Xander and Dawn continue to protect Jonathan and Andrew, Xander feeling overwhelmed by guilt over his failure to act when Warren shot Buffy and murdered Tara. As Willow begins to overpower Giles, she also directs a magical attack at Xander, Dawn, and the others; forcing Buffy to leave to protect them. Willow then defeats Giles and drains his magical strength; the power breaks down her emotional barriers. Overwhelmed by her pain and all the pain that she senses, she announces that she will end it by ending the world. Buffy manages to partially block Willow's attack, but she and Dawn are thrown underground; while Xander is knocked unconscious. Andrew and Jonathan flee, planning an escape to Mexico.

At the Magic Box, Anya comes to and finds a critically wounded Giles on the ground. He can feel Dark Willow's presence and knows that she will end the world. Buffy tries to escape the hole by pulling coffins out of the surrounding dirt-walls to stack and try to climb out on. After Xander comes to, Buffy sends him to find some rope to help them get out. When Buffy and Dawn quarrel over Buffy's protective behavior, Anya briefly appears; telling them that Willow is raising Proserpexa - a satanic temple steeped in dark magic - from underground, and intends to use its artefacts to end the world by draining its life energies. Anya also relays Giles's message that Willow cannot be stopped by any magical or supernatural powers. Overhearing this, Xander leaves to confront Willow. Willow speaks to Buffy telepathically, telling her she deserves the right to die as a warrior; and raises earth-creatures to battle her and Dawn.

As Willow begins her final ritual of destruction, Xander confronts her and physically tries to stop her from completing it. She repels him with magic force, but - wounded - he renews his efforts. He reminds Willow of their friendship and that he loves her no matter what. He tells her that if she destroys the world, she kills him as well and that he will stay with her until she does. Willow's emotional barriers collapse, her dark powers drain away, and her physical transformation is undone. She collapses in tears. Giles revives and tells Anya that the magic Willow stole from him overpowered her emotional barriers and gave Xander the chance to reach her. Anya is shocked to learn that Xander saved the world. Buffy and Dawn reconcile, with Buffy apologizing for being blinded by her depression and vowing to be a better sister, and they clamber out of the pit.

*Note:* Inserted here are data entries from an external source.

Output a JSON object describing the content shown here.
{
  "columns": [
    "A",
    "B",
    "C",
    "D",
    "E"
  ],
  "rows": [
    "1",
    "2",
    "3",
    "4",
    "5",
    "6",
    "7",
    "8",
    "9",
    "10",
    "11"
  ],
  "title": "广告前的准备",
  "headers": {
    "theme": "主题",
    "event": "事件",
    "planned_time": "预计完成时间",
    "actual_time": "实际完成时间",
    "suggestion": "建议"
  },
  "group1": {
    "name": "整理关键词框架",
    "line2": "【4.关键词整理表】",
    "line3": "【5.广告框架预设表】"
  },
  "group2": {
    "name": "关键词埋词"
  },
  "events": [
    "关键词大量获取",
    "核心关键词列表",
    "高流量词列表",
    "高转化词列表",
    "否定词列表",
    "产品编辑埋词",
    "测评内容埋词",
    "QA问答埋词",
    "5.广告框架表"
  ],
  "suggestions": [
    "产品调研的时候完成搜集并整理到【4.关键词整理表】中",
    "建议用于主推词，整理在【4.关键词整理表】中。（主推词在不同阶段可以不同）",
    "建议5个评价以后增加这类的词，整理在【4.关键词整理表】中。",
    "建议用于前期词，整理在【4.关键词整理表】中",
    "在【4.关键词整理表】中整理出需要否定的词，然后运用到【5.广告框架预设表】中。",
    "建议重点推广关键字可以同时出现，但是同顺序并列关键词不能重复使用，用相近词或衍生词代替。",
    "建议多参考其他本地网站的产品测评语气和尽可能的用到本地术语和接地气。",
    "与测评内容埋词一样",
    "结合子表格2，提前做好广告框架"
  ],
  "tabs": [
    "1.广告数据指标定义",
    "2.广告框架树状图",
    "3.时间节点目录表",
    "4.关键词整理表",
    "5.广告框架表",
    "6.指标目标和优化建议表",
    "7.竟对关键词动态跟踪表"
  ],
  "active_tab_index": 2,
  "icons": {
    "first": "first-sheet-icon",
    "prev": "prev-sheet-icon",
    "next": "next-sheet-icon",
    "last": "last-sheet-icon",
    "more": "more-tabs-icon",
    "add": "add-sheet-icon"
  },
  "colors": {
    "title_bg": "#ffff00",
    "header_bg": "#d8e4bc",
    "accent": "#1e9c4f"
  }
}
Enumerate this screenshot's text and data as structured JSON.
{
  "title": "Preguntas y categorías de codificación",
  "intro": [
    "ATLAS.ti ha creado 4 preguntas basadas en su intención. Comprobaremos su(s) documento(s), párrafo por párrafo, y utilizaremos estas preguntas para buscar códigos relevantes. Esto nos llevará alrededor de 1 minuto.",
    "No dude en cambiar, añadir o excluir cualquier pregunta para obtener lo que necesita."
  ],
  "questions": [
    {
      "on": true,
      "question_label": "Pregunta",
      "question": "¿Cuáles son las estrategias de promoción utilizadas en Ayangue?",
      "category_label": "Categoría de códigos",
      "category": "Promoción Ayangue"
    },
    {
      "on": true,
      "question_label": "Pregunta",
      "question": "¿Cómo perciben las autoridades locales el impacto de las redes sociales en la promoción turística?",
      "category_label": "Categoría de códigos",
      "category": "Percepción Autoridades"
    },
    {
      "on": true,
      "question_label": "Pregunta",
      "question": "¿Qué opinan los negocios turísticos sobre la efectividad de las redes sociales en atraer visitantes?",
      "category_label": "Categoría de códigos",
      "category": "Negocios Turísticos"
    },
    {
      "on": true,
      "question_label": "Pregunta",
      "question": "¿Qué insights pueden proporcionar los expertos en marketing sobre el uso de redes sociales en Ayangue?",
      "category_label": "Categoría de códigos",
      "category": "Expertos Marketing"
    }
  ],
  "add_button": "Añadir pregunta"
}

In Africa, a severely bruised and bloodied Spike successfully completes his trials and demands his promised reward; his greatest desire. Accordingly, his soul is returned to him.

==Cultural references==
The website Women at Warp compares the "sidekick-turned-supervillain" situation with the Star Trek: The Next Generation episode "The Nth Degree." "While Barclay's run as a supergenius in "The Nth Degree" is short-lived and Willow's progression into a black-magic-wielding ultra-witch spans multiple episodes, their arcs are strikingly similar. Both Barclay and Willow (particularly in the first 4 seasons) are depicted as meek and shy, cast in their own minds as the 'sidekick' to their more competent and powerful peers, respectively. When each is suddenly imbued with a terrifying amount of power, their friends fear how far they will go. Ultimately both must cope with returning to their former, less-powerful states, as well as living with the knowledge of the terror that they inflicted on the people they care about."